Karibib project central to recovery
Situated in Namibia’s Erongo Region, the Karibib Lithium Project encompasses the Rubicon and Helikon pegmatites, which were first mined for feldspar and lepidolite in the mid-20th century.
Interest in their lithium content surged with the rise of battery demand.
Lepidico acquired an 80% stake in the project in 2019 through its purchase of Desert Lion Energy.
The remaining 20% is held by Namibian firm Huni-Urib Holdings.
JORC-compliant resource estimates place the project at 11.2 million tonnes grading 0.43% Li₂O, with 8.8 million tonnes at Rubicon and Helikon 1 grading 0.56% Li₂O. Drilling completed in 2022 added another 1.6 million tonnes at 0.47% Li₂O to the Indicated category.
Lepidico planned to mine lithium-bearing concentrate at Karibib, then ship it to a downstream chemical plant in Abu Dhabi, where its proprietary processes would yield battery-grade lithium hydroxide. Pilot trials in 2019 achieved over 90% recovery rates, giving credence to the concept.
Environmental permits and a mining licence had been secured in Namibia.

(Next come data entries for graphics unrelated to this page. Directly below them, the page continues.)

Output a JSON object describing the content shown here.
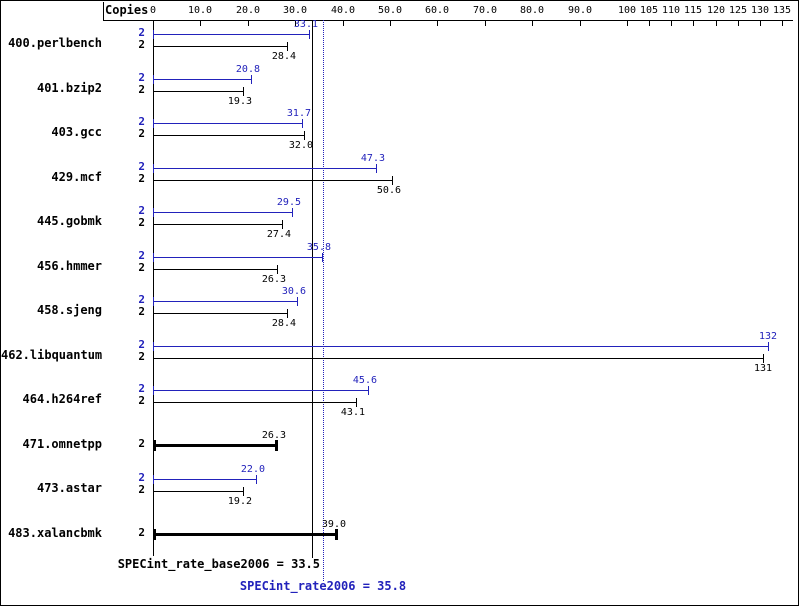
{
  "chart_data": {
    "type": "bar",
    "orientation": "horizontal",
    "copies_header": "Copies",
    "axis": {
      "range": [
        0,
        135
      ],
      "scale_break_at": 100,
      "grid": false,
      "ticks": [
        {
          "value": 0,
          "label": "0"
        },
        {
          "value": 10,
          "label": "10.0"
        },
        {
          "value": 20,
          "label": "20.0"
        },
        {
          "value": 30,
          "label": "30.0"
        },
        {
          "value": 40,
          "label": "40.0"
        },
        {
          "value": 50,
          "label": "50.0"
        },
        {
          "value": 60,
          "label": "60.0"
        },
        {
          "value": 70,
          "label": "70.0"
        },
        {
          "value": 80,
          "label": "80.0"
        },
        {
          "value": 90,
          "label": "90.0"
        },
        {
          "value": 100,
          "label": "100"
        },
        {
          "value": 105,
          "label": "105"
        },
        {
          "value": 110,
          "label": "110"
        },
        {
          "value": 115,
          "label": "115"
        },
        {
          "value": 120,
          "label": "120"
        },
        {
          "value": 125,
          "label": "125"
        },
        {
          "value": 130,
          "label": "130"
        },
        {
          "value": 135,
          "label": "135"
        }
      ]
    },
    "series_colors": {
      "peak": "#2222bb",
      "base": "#000000"
    },
    "benchmarks": [
      {
        "name": "400.perlbench",
        "bars": [
          {
            "series": "peak",
            "copies": 2,
            "value": 33.1,
            "label": "33.1"
          },
          {
            "series": "base",
            "copies": 2,
            "value": 28.4,
            "label": "28.4"
          }
        ]
      },
      {
        "name": "401.bzip2",
        "bars": [
          {
            "series": "peak",
            "copies": 2,
            "value": 20.8,
            "label": "20.8"
          },
          {
            "series": "base",
            "copies": 2,
            "value": 19.3,
            "label": "19.3"
          }
        ]
      },
      {
        "name": "403.gcc",
        "bars": [
          {
            "series": "peak",
            "copies": 2,
            "value": 31.7,
            "label": "31.7"
          },
          {
            "series": "base",
            "copies": 2,
            "value": 32.0,
            "label": "32.0"
          }
        ]
      },
      {
        "name": "429.mcf",
        "bars": [
          {
            "series": "peak",
            "copies": 2,
            "value": 47.3,
            "label": "47.3"
          },
          {
            "series": "base",
            "copies": 2,
            "value": 50.6,
            "label": "50.6"
          }
        ]
      },
      {
        "name": "445.gobmk",
        "bars": [
          {
            "series": "peak",
            "copies": 2,
            "value": 29.5,
            "label": "29.5"
          },
          {
            "series": "base",
            "copies": 2,
            "value": 27.4,
            "label": "27.4"
          }
        ]
      },
      {
        "name": "456.hmmer",
        "bars": [
          {
            "series": "peak",
            "copies": 2,
            "value": 35.8,
            "label": "35.8"
          },
          {
            "series": "base",
            "copies": 2,
            "value": 26.3,
            "label": "26.3"
          }
        ]
      },
      {
        "name": "458.sjeng",
        "bars": [
          {
            "series": "peak",
            "copies": 2,
            "value": 30.6,
            "label": "30.6"
          },
          {
            "series": "base",
            "copies": 2,
            "value": 28.4,
            "label": "28.4"
          }
        ]
      },
      {
        "name": "462.libquantum",
        "bars": [
          {
            "series": "peak",
            "copies": 2,
            "value": 132,
            "label": "132"
          },
          {
            "series": "base",
            "copies": 2,
            "value": 131,
            "label": "131"
          }
        ]
      },
      {
        "name": "464.h264ref",
        "bars": [
          {
            "series": "peak",
            "copies": 2,
            "value": 45.6,
            "label": "45.6"
          },
          {
            "series": "base",
            "copies": 2,
            "value": 43.1,
            "label": "43.1"
          }
        ]
      },
      {
        "name": "471.omnetpp",
        "bars": [
          {
            "series": "base",
            "copies": 2,
            "value": 26.3,
            "label": "26.3",
            "bold": true
          }
        ]
      },
      {
        "name": "473.astar",
        "bars": [
          {
            "series": "peak",
            "copies": 2,
            "value": 22.0,
            "label": "22.0"
          },
          {
            "series": "base",
            "copies": 2,
            "value": 19.2,
            "label": "19.2"
          }
        ]
      },
      {
        "name": "483.xalancbmk",
        "bars": [
          {
            "series": "base",
            "copies": 2,
            "value": 39.0,
            "label": "39.0",
            "bold": true
          }
        ]
      }
    ],
    "summary": {
      "base": {
        "label": "SPECint_rate_base2006 = 33.5",
        "value": 33.5
      },
      "peak": {
        "label": "SPECint_rate2006 = 35.8",
        "value": 35.8
      }
    }
  }
}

Full pit designs, geotechnical assessments, and integration studies with the Abu Dhabi plant were complete by the time financing challenges stalled progress.
Promised jobs and local benefits
The capital cost for the entire mine-to-refinery system was estimated at US$63 million (about N$1.1 billion), according to Lepidico’s 2020 Feasibility Study.
Of this, US$13–15 million (N$230–260 million) was allocated for Namibian mine development, including pit works and transport infrastructure.
Between 80 and 100 direct jobs were expected at the Karibib site, with additional indirect employment opportunities across the supply chain. Training and skills development were also part of the company’s local commitment.
Falling lithium prices
Global lithium prices declined in 2023 and 2024, dampening investor enthusiasm and hindering Lepidico’s financing efforts. Without fresh capital, the company could not move from pilot studies to commercial development.
By the time KordaMentha was appointed, the project was on hold, awaiting rescue by a well-capitalised buyer or partner.
KordaMentha has held multiple creditors’ meetings in March and May 2025. Creditors must now choose whether to support a Deed of Company Arrangement (DOCA), approve a sale, or initiate liquidation. “As of May, no final decision has been made,” Tucker told stakeholders.
Selling the Karibib asset
KordaMentha’s task is to balance creditor returns with preserving the asset’s long-term value. A rushed or undervalued sale could squander years of work. But delays risk escalating costs and weakening stakeholder trust.
An orderly transfer to a stronger operator remains the most viable outcome.
Lepidico’s setback is a cautionary tale for Namibia: strong geology and modern technology do not guarantee success in volatile markets. Nonetheless, Namibia remains an attractive jurisdiction, offering political stability, robust mining laws, and abundant natural resources.
Even if Lepidico does not survive in its current form, the Karibib lithium deposit endures. With renewed investment, it could still play a key role in Namibia’s emergence as a global supplier of critical battery materials.
The next few months
As creditors weigh options and KordaMentha continues negotiations, the future of the Karibib Lithium Project—and Namibia’s lithium ambitions—hangs in the balance. A strategic partner or new owner could yet breathe life back into a project that remains technically and geologically sound, but financially stranded.